Westchnęła cicho. Jej życie powoli się sypało i była świadoma, że w pewnym sensie sama się do tego przyczynia. Odrzucając pomoc, nie dopuszczając do siebie tego, co mówią jej przyjaciele. Ale taka już była. Musiała sama uporać się ze swoimi demonami. Nikt nie mógł jej w tym pomóc.
- Gabrielle?
Wzdrygnęła się lekko i otworzyła oczy. Przed nią stał James Potter, który drapał się po głowie, patrząc na nią z góry. Uśmiechnęła się lekko, a chłopak po chwili niepewnie odwzajemnił ten uśmiech. Nie czekając na zaproszenie usiadł przed nią.
- Co się dzieje?
Zagryzła wargę. Kochała go jak brata i wiedziała, że może mu o wszystkim powiedzieć. Nie Remusowi, czy Lily, ale jemu. Bo on jako jedyny nie narzucał się jej. Nie próbował za wszelką cenę jej pomóc, wmawiając, że wszystko będzie dobrze. James w pewnym sensie był realistą i choć nie mógł wiedzieć, co dzieje się w głowie niebieskookiej, zdawał sobie sprawę z tego, że nie może jej pomóc.

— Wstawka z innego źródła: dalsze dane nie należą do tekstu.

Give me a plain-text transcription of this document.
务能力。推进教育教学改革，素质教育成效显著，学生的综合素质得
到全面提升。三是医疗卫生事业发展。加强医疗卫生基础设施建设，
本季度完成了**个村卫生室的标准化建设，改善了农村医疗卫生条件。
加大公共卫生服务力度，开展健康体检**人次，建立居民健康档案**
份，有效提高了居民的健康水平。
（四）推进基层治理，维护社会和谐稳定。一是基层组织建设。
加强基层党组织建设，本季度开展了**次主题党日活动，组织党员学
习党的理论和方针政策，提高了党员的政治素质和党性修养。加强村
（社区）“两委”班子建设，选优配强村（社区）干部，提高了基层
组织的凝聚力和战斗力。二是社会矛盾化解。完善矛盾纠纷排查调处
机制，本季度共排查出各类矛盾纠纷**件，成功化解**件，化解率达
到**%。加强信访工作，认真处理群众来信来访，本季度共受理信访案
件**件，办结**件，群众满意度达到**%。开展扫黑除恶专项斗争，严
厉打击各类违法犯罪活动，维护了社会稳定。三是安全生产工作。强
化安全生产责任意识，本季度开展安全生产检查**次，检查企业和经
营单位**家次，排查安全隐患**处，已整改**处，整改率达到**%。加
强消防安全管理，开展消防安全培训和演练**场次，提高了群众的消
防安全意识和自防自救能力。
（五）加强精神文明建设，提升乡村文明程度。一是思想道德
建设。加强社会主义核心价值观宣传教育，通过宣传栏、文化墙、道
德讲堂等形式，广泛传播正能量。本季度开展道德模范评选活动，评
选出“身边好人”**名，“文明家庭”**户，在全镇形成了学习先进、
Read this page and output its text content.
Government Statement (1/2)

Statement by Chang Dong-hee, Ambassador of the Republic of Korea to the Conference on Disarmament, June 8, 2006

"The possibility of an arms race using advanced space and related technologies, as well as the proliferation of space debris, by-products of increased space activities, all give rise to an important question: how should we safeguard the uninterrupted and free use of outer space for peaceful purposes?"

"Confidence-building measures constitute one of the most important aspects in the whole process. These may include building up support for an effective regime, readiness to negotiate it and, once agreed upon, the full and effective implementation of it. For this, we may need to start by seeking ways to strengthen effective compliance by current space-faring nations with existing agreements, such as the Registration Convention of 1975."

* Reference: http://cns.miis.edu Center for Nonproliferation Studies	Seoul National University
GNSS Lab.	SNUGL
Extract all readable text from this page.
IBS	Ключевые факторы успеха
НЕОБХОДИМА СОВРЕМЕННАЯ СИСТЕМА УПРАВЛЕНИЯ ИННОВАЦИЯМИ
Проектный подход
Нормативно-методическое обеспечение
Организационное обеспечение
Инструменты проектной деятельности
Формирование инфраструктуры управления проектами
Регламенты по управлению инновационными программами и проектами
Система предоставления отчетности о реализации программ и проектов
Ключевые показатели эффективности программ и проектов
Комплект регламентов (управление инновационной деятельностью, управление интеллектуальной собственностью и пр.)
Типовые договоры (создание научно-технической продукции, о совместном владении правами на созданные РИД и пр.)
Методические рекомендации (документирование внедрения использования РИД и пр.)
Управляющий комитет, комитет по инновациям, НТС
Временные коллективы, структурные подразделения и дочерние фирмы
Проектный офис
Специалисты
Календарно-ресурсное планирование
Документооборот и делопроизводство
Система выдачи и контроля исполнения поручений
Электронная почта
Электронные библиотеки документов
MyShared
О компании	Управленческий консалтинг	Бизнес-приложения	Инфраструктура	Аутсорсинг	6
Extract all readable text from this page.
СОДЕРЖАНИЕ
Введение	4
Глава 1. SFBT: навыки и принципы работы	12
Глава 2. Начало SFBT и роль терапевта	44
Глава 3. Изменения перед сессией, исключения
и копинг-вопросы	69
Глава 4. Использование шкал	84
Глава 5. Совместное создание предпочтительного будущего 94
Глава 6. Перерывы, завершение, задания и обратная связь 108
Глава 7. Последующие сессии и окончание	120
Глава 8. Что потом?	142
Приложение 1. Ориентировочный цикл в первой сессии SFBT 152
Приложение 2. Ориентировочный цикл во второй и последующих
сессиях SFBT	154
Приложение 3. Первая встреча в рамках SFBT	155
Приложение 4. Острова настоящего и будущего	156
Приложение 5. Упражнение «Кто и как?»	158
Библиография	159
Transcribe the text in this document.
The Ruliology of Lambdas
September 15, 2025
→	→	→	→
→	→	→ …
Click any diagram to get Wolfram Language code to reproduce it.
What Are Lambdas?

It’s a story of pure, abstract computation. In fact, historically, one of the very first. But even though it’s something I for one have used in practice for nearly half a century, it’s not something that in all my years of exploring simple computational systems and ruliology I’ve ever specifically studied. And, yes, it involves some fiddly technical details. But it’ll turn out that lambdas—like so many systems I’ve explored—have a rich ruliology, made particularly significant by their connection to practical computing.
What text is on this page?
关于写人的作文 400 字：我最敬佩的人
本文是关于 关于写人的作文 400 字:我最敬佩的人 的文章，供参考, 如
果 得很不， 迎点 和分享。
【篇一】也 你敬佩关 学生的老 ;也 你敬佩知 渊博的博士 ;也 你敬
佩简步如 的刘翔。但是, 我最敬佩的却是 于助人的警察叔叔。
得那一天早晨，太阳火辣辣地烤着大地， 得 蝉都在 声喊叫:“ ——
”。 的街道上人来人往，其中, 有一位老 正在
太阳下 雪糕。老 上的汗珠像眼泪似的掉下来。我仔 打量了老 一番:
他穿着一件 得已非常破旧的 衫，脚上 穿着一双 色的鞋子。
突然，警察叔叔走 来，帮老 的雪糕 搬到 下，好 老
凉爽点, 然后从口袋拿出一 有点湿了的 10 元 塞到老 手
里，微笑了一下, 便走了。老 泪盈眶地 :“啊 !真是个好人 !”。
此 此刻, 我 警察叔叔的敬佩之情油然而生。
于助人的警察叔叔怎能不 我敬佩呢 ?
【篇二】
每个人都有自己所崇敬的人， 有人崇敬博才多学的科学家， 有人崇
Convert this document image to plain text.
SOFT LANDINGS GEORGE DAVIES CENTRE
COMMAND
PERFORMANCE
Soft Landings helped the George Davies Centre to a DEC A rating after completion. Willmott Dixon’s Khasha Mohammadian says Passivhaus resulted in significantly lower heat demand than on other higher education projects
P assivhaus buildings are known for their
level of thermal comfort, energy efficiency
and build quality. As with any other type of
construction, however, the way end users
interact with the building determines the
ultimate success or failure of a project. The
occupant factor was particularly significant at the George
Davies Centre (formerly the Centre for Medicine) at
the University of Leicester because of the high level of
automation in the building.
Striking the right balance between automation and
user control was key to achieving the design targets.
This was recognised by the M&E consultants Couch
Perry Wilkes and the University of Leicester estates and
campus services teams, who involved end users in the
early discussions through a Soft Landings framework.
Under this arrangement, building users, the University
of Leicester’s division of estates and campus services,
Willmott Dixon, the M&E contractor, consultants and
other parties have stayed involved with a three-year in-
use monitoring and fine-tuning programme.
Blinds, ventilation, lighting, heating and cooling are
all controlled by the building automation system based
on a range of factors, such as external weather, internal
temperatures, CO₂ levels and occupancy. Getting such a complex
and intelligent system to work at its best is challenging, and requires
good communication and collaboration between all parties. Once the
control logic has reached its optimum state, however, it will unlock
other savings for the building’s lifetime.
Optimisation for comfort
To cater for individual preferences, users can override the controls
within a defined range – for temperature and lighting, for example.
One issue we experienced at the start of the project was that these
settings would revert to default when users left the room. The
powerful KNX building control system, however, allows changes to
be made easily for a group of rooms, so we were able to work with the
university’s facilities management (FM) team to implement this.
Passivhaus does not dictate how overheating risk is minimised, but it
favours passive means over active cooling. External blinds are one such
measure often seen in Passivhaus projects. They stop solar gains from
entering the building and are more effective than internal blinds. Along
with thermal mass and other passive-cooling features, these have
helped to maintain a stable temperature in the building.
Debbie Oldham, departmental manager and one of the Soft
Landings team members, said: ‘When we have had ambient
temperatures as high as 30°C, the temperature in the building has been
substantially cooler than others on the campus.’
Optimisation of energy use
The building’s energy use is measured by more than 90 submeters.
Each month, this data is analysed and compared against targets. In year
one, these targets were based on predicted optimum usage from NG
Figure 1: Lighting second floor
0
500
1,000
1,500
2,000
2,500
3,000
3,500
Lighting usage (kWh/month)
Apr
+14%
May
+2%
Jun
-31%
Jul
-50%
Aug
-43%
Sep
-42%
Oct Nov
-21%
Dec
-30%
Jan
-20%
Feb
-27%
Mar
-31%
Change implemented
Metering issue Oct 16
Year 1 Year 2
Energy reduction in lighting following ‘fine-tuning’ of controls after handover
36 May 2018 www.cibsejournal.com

- Nic, James. Po prostu musiałam pomyśleć w spokoju – powiedziała i odwróciła wzrok, wpatrując się w Zakazany Las.
Potrzebowała chwilowej odskoczni od tego wszystkiego. Potrzebowała czegoś, czym mogłaby się zająć. Normalnej rozmowy, bez tych wszystkich dennych zapewnień.
- Mam problem z Lily – James zmarszczył czoło. - Ukrywa się przed Mary.
Dziewczyna wywróciła oczami. Czasami zastanawiała się kto jest bardziej dojrzały. Ona, czy Lily Evans, pani Prefekt. Uciekanie przed problemem jeszcze nigdy nie przyniosło żadnych rezultatów i rudowłosa powinna wiedzieć o tym najlepiej. Wypuściła powietrze ze świstem i powoli zaczęła wstawać.
- To trzeba rozwiązać ten problem, nie?
- Słyszałem, że się pokłóciłyście – James wyszczerzył zęby w uśmiechu.
- Kto by pomyślał, że Evans będzie się zwierzać tobie, James – Gabrielle pokręciła głową. - My się zawsze kłócimy.
- Ja tam zawsze wiedziałem, że ona jest moją pokrewną duszą.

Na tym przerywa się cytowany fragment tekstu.